1. Première visite papale

La visite du Pape François au Soudan du Sud marque un tournant historique pour ce pays majoritairement chrétien. Le Pape a célébré une messe en plein air à Juba, rassemblant environ 70 000 fidèles. Cet événement a renforcé l’espoir de paix dans le pays, incitant le gouvernement à relancer les discussions avec les groupes d’opposition non signataires de l’accord de paix de 2018. Le Soudan du Sud doit son héritage chrétien à l’arrivée des missionnaires européens au XIXe siècle, qui ont résisté à l’expansion de l’islam en Afrique.
2. Plus jeune Etat au monde

Le Soudan du Sud a officiellement proclamé son indépendance le 9 juillet 2011, suite à un référendum qui a vu près de 99 % de la population voter en faveur de la sécession.
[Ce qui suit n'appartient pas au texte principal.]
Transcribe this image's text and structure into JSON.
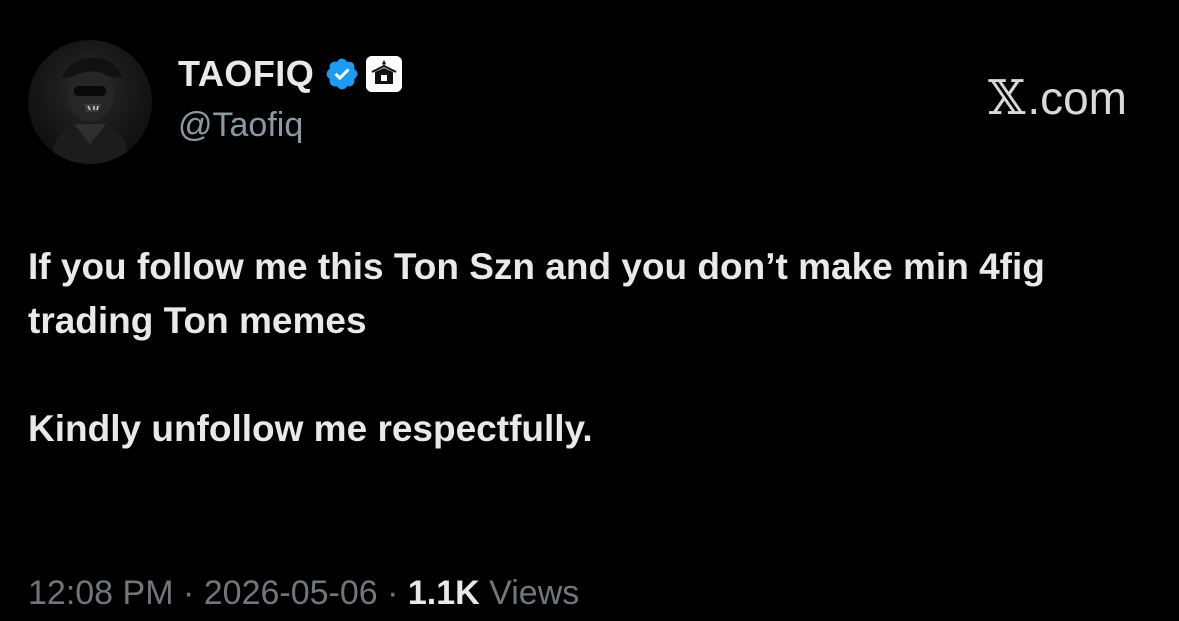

Ce jeune État, avec une superficie de 589 745 km², est né après des décennies de guerre civile ayant opposé le nord musulman au sud rebelle. Malgré son indépendance, le pays est toujours en conflit avec le Soudan, notamment autour de la région pétrolière d’Abyei.
3. Une atroce guerre civile

Deux ans seulement après son indépendance, le Soudan du Sud plonge dans une guerre civile, laissant derrière elle près de 400 000 morts et des millions de déplacés. Le conflit, déclenché en 2013 à Juba, est alimenté par des rivalités ethniques entre le président Salva Kiir et son ancien vice-président Riek Machar. Ce conflit a engendré des atrocités inimaginables, marquées par des violences sexuelles, des massacres ethniques et le recrutement forcé d’enfants. Un accord de paix signé en 2018 a mis fin aux hostilités, bien que les tensions subsistent.
4. Pauvreté et crise humanitaire

La population du Soudan du Sud fait face à une pauvreté extrême, exacerbée par des années de guerre et de catastrophes naturelles. Depuis 2013, plus de 4,5 millions de personnes ont été déplacées à l’intérieur et hors du pays. Des sécheresses, des inondations et des violences incessantes continuent d’aggraver la situation humanitaire. En 2022, plus de 7,7 millions de personnes risquent une insécurité alimentaire aiguë. Le pays est classé dernier à l’indice de développement humain (IDH) du Programme des Nations Unies pour le développement
5. Économie dépendante du pétrole et biodiversité inexplorée

Le Soudan du Sud dépend largement de son industrie pétrolière, qui représente 90 % de ses revenus. Bien que le pays ait hérité de la majorité des réserves pétrolières de l’ancien Soudan, il reste dépendant des infrastructures du Nord pour l’exportation. L’économie, déjà affaiblie par la guerre, est confrontée à des crises climatiques, des invasions de criquets et à l’impact de la pandémie de Covid-19. Malgré ces défis, la Banque africaine de développement prévoit une croissance de 6,5 % en 2023, stimulée par l’augmentation des recettes pétrolières.
Le Soudan du Sud possède un patrimoine naturel exceptionnel, avec 15 % de son territoire consacré à des parcs nationaux et réserves naturelles. Ce pays abrite une faune diversifiée, comprenant des antilopes, des éléphants, des buffles et les rares girafes nubiennes. Bien que la guerre civile et le braconnage aient mis en péril la faune locale, le pays offre un immense potentiel pour le développement du tourisme, notamment avec l’un des plus grands écosystèmes de savane d’Afrique de l’Est et des migrations saisonnières massives d’antilopes.